Yuryev embarked on a career in local politics, winning a seat in the Samara Provincial Duma's IV convocation on 11 March 2007, as a representative of United Russia. He sat as Deputy Chairman of the Samara Provincial Duma. On 30 January 2012 Yuryev announced that he was leaving United Russia to "get out of the backstage struggle." He registered as an independent candidate in that year's mayoral elections for the city of Tolyatti, winning 3.96 percent of the vote.

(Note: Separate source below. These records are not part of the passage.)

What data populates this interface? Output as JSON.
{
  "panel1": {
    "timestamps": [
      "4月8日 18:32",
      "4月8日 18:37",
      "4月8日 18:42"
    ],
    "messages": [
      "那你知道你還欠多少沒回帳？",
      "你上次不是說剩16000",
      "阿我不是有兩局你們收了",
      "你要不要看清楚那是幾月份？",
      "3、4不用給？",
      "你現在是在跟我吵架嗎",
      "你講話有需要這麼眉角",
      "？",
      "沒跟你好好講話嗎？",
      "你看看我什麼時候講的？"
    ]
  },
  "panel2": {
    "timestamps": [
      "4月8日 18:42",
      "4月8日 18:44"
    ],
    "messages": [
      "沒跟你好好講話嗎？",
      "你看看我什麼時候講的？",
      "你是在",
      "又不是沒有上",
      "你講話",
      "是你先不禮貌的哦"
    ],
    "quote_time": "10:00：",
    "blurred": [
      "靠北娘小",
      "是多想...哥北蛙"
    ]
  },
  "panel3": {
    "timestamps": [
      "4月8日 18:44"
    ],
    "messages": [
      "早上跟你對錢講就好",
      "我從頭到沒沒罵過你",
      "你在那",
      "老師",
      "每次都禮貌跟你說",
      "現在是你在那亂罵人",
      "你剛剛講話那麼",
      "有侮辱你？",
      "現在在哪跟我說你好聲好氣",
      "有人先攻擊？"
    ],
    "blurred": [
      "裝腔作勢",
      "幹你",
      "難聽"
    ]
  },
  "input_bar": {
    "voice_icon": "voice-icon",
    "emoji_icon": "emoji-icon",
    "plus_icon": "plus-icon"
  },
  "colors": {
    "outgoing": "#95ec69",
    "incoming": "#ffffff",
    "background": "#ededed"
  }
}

Over his career Yuryev had received the government awards of the Order "For Service to the Homeland in the Armed Forces of the USSR" Third Class in 1987, and the Order "For Merit to the Fatherland" Fourth Class in 2001. He had also received the several orders of the Russian Orthodox Church; the Order of Holy Prince Daniel of Moscow Third Class, the Order of Saint Righteous Grand Duke Dmitry Donskoy Third Class and the Order of Saint Seraphim of Sarov Third Class. He also had over thirty medals. On 28 April 2009 the Samara Provincial Duma awarded him an honorary badge "For merits in lawmaking."

==Death==
Yuryev died on 25 April 2020 at the age of 69. His funeral and burial took place on 27 April at the Church of Saint George the Victorious in the village of Khryashchevka. He was married, with a daughter and a granddaughter.